Last verified: May 2026.

Frequently Asked Questions

What is compound interest?
Compound interest is interest calculated on both the initial principal and the interest that has already been earned. This means your interest earns interest — causing your money to grow at an accelerating rate over time. Albert Einstein reportedly called it the "eighth wonder of the world".
How is compound interest calculated?
The formula is: A = P(1 + r/n)^(nt) + PMT × [((1 + r/n)^(nt) − 1) / (r/n)], where P is the principal, r is the annual rate, n is the number of compounding periods per year, t is time in years, and PMT is the regular contribution per period.
How often should interest compound for the best results?
More frequent compounding results in slightly higher returns.

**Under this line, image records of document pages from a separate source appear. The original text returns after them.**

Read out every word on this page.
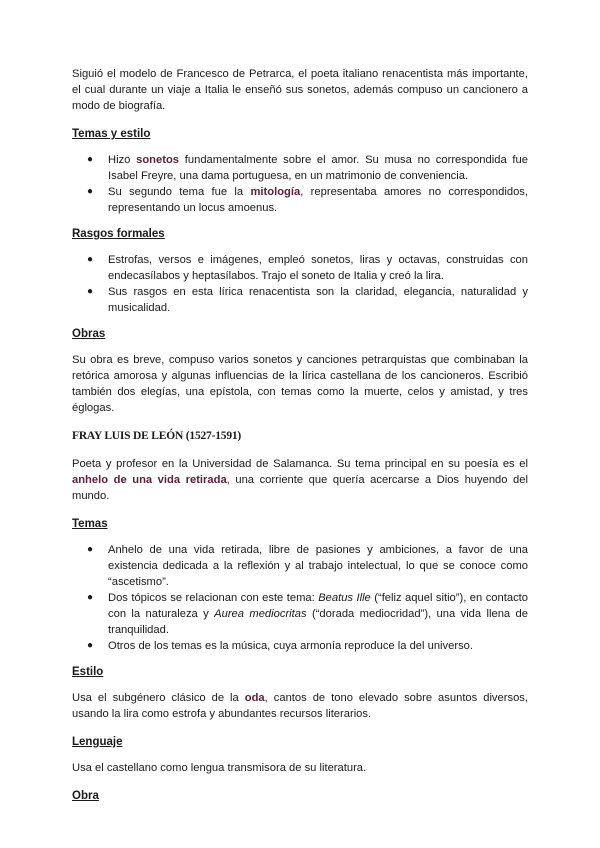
Siguió el modelo de Francesco de Petrarca, el poeta italiano renacentista más importante, el cual durante un viaje a Italia le enseñó sus sonetos, además compuso un cancionero a modo de biografía.

Temas y estilo
● Hizo sonetos fundamentalmente sobre el amor. Su musa no correspondida fue Isabel Freyre, una dama portuguesa, en un matrimonio de conveniencia.
● Su segundo tema fue la mitología, representaba amores no correspondidos, representando un locus amoenus.
Rasgos formales
● Estrofas, versos e imágenes, empleó sonetos, liras y octavas, construidas con endecasílabos y heptasílabos. Trajo el soneto de Italia y creó la lira.
● Sus rasgos en esta lírica renacentista son la claridad, elegancia, naturalidad y musicalidad.
Obras

Su obra es breve, compuso varios sonetos y canciones petrarquistas que combinaban la retórica amorosa y algunas influencias de la lírica castellana de los cancioneros. Escribió también dos elegías, una epístola, con temas como la muerte, celos y amistad, y tres églogas.

FRAY LUIS DE LEÓN (1527-1591)

Poeta y profesor en la Universidad de Salamanca. Su tema principal en su poesía es el anhelo de una vida retirada, una corriente que quería acercarse a Dios huyendo del mundo.

Temas
● Anhelo de una vida retirada, libre de pasiones y ambiciones, a favor de una existencia dedicada a la reflexión y al trabajo intelectual, lo que se conoce como “ascetismo”.
● Dos tópicos se relacionan con este tema: Beatus Ille (“feliz aquel sitio”), en contacto con la naturaleza y Aurea mediocritas (“dorada mediocridad”), una vida llena de tranquilidad.
● Otros de los temas es la música, cuya armonía reproduce la del universo.
Estilo

Usa el subgénero clásico de la oda, cantos de tono elevado sobre asuntos diversos, usando la lira como estrofa y abundantes recursos literarios.

Lenguaje

Usa el castellano como lengua transmisora de su literatura.

Obra
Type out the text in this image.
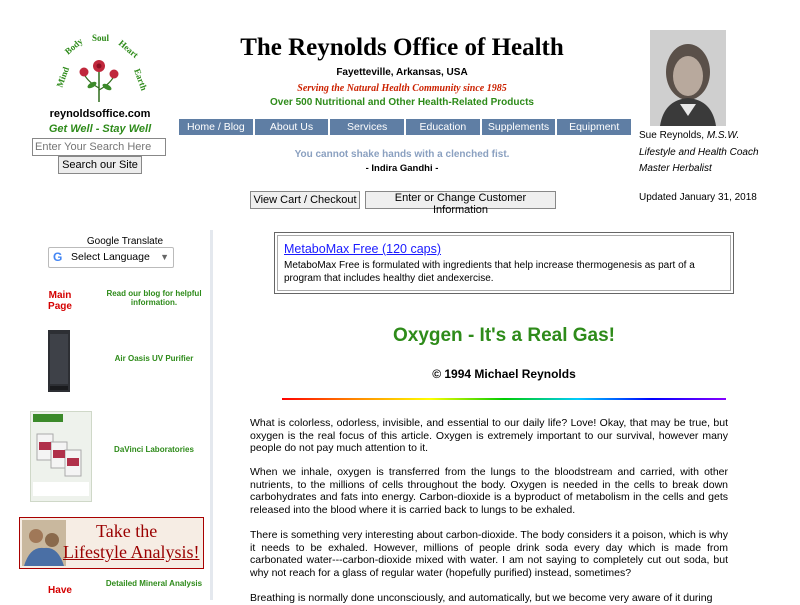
Mind
Body Soul Heart
Earth
reynoldsoffice.com
Get Well - Stay Well
Enter Your Search Here
Search our Site
The Reynolds Office of Health
Fayetteville, Arkansas, USA
Serving the Natural Health Community since 1985
Over 500 Nutritional and Other Health-Related Products
Home / Blog	About Us	Services	Education	Supplements	Equipment
You cannot shake hands with a clenched fist.
- Indira Gandhi -
View Cart / Checkout	Enter or Change Customer Information
Sue Reynolds, M.S.W.
Lifestyle and Health Coach
Master Herbalist
Updated January 31, 2018
Google Translate
G Select Language ▼
Main Page
Read our blog for helpful information.
Air Oasis UV Purifier
DaVinci Laboratories
Take the
Lifestyle Analysis!
Have
Detailed Mineral Analysis
MetaboMax Free (120 caps)
MetaboMax Free is formulated with ingredients that help increase thermogenesis as part of a program that includes healthy diet andexercise.
Oxygen - It's a Real Gas!
© 1994 Michael Reynolds
What is colorless, odorless, invisible, and essential to our daily life? Love! Okay, that may be true, but oxygen is the real focus of this article. Oxygen is extremely important to our survival, however many people do not pay much attention to it.
When we inhale, oxygen is transferred from the lungs to the bloodstream and carried, with other nutrients, to the millions of cells throughout the body. Oxygen is needed in the cells to break down carbohydrates and fats into energy. Carbon-dioxide is a byproduct of metabolism in the cells and gets released into the blood where it is carried back to lungs to be exhaled.
There is something very interesting about carbon-dioxide. The body considers it a poison, which is why it needs to be exhaled. However, millions of people drink soda every day which is made from carbonated water---carbon-dioxide mixed with water. I am not saying to completely cut out soda, but why not reach for a glass of regular water (hopefully purified) instead, sometimes?
Breathing is normally done unconsciously, and automatically, but we become very aware of it during
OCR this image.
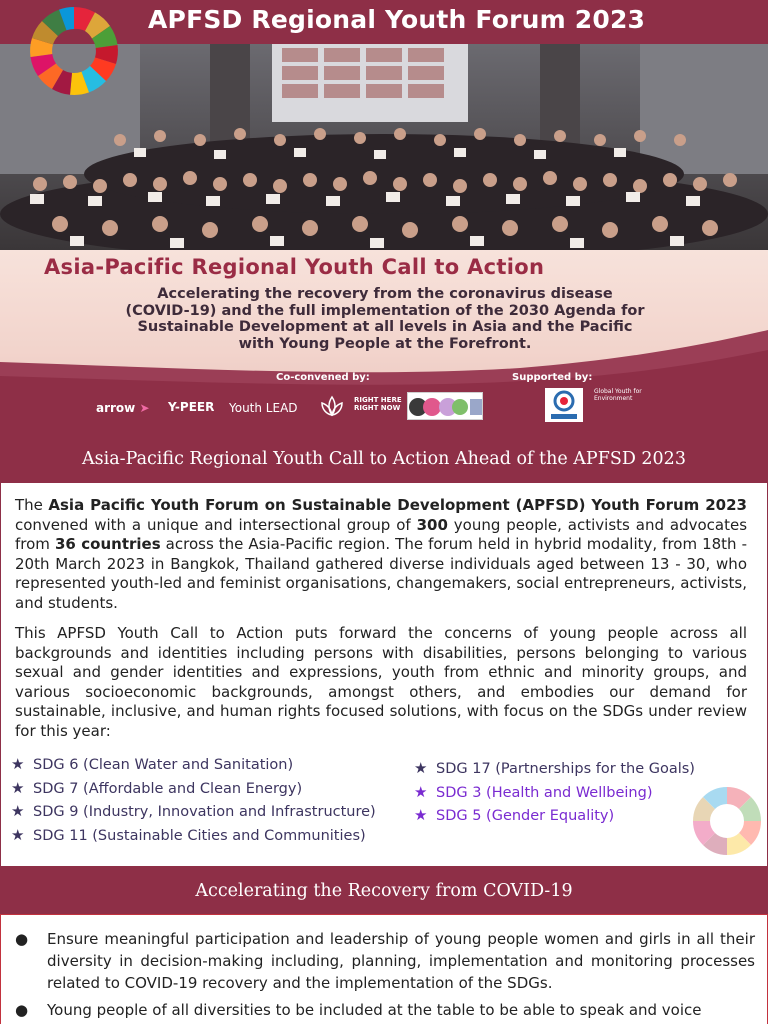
APFSD Regional Youth Forum 2023
Asia-Pacific Regional Youth Call to Action
Accelerating the recovery from the coronavirus disease
(COVID-19) and the full implementation of the 2030 Agenda for
Sustainable Development at all levels in Asia and the Pacific
with Young People at the Forefront.
Co-convened by:	Supported by:
arrow ➤ Y-PEER Youth LEAD
RIGHT HERE
RIGHT NOW
Global Youth for
Environment
Asia-Pacific Regional Youth Call to Action Ahead of the APFSD 2023

The Asia Pacific Youth Forum on Sustainable Development (APFSD) Youth Forum 2023 convened with a unique and intersectional group of 300 young people, activists and advocates from 36 countries across the Asia-Pacific region. The forum held in hybrid modality, from 18th - 20th March 2023 in Bangkok, Thailand gathered diverse individuals aged between 13 - 30, who represented youth-led and feminist organisations, changemakers, social entrepreneurs, activists, and students.

This APFSD Youth Call to Action puts forward the concerns of young people across all backgrounds and identities including persons with disabilities, persons belonging to various sexual and gender identities and expressions, youth from ethnic and minority groups, and various socioeconomic backgrounds, amongst others, and embodies our demand for sustainable, inclusive, and human rights focused solutions, with focus on the SDGs under review for this year:

★ SDG 6 (Clean Water and Sanitation)
★ SDG 7 (Affordable and Clean Energy)
★ SDG 9 (Industry, Innovation and Infrastructure)
★ SDG 11 (Sustainable Cities and Communities)
★ SDG 17 (Partnerships for the Goals)
★ SDG 3 (Health and Wellbeing)
★ SDG 5 (Gender Equality)
Accelerating the Recovery from COVID-19
● Ensure meaningful participation and leadership of young people women and girls in all their diversity in decision-making including, planning, implementation and monitoring processes related to COVID-19 recovery and the implementation of the SDGs.
● Young people of all diversities to be included at the table to be able to speak and voice
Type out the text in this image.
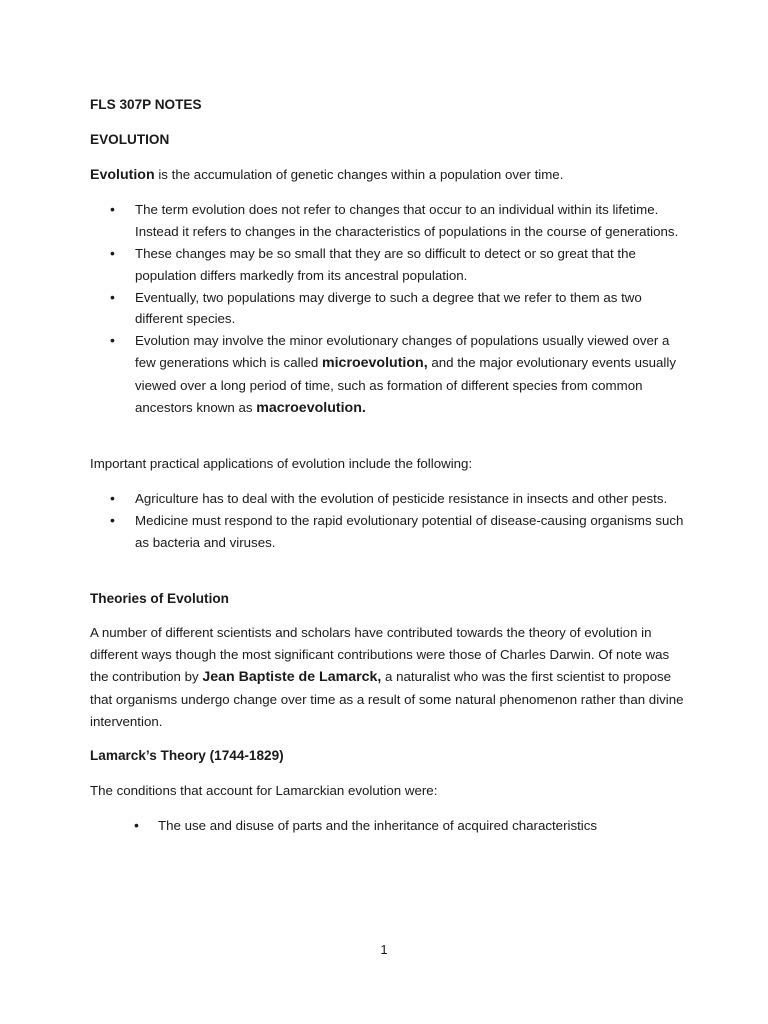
FLS 307P NOTES

EVOLUTION

Evolution is the accumulation of genetic changes within a population over time.

• The term evolution does not refer to changes that occur to an individual within its lifetime. Instead it refers to changes in the characteristics of populations in the course of generations.
• These changes may be so small that they are so difficult to detect or so great that the population differs markedly from its ancestral population.
• Eventually, two populations may diverge to such a degree that we refer to them as two different species.
• Evolution may involve the minor evolutionary changes of populations usually viewed over a few generations which is called microevolution, and the major evolutionary events usually viewed over a long period of time, such as formation of different species from common ancestors known as macroevolution.

Important practical applications of evolution include the following:

• Agriculture has to deal with the evolution of pesticide resistance in insects and other pests.
• Medicine must respond to the rapid evolutionary potential of disease-causing organisms such as bacteria and viruses.

Theories of Evolution

A number of different scientists and scholars have contributed towards the theory of evolution in different ways though the most significant contributions were those of Charles Darwin. Of note was the contribution by Jean Baptiste de Lamarck, a naturalist who was the first scientist to propose that organisms undergo change over time as a result of some natural phenomenon rather than divine intervention.

Lamarck’s Theory (1744-1829)

The conditions that account for Lamarckian evolution were:

• The use and disuse of parts and the inheritance of acquired characteristics
1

Daily compounding earns marginally more than monthly, which earns more than yearly. However, the difference is smaller than most people expect — the interest rate and time invested matter far more than compounding frequency.
What is the Rule of 72?
The Rule of 72 is a quick mental calculation: divide 72 by the annual interest rate to find roughly how many years it takes to double your money. At 7% per year, your money doubles every 72 ÷ 7 ≈ 10 years. This calculator shows the exact figure.
What interest rate should I use for retirement planning?
The S&P 500 has historically returned approximately 10% per year before inflation, or roughly 7% after inflation. Financial planners commonly use 6–8% as a conservative real-return assumption for long-term retirement projections.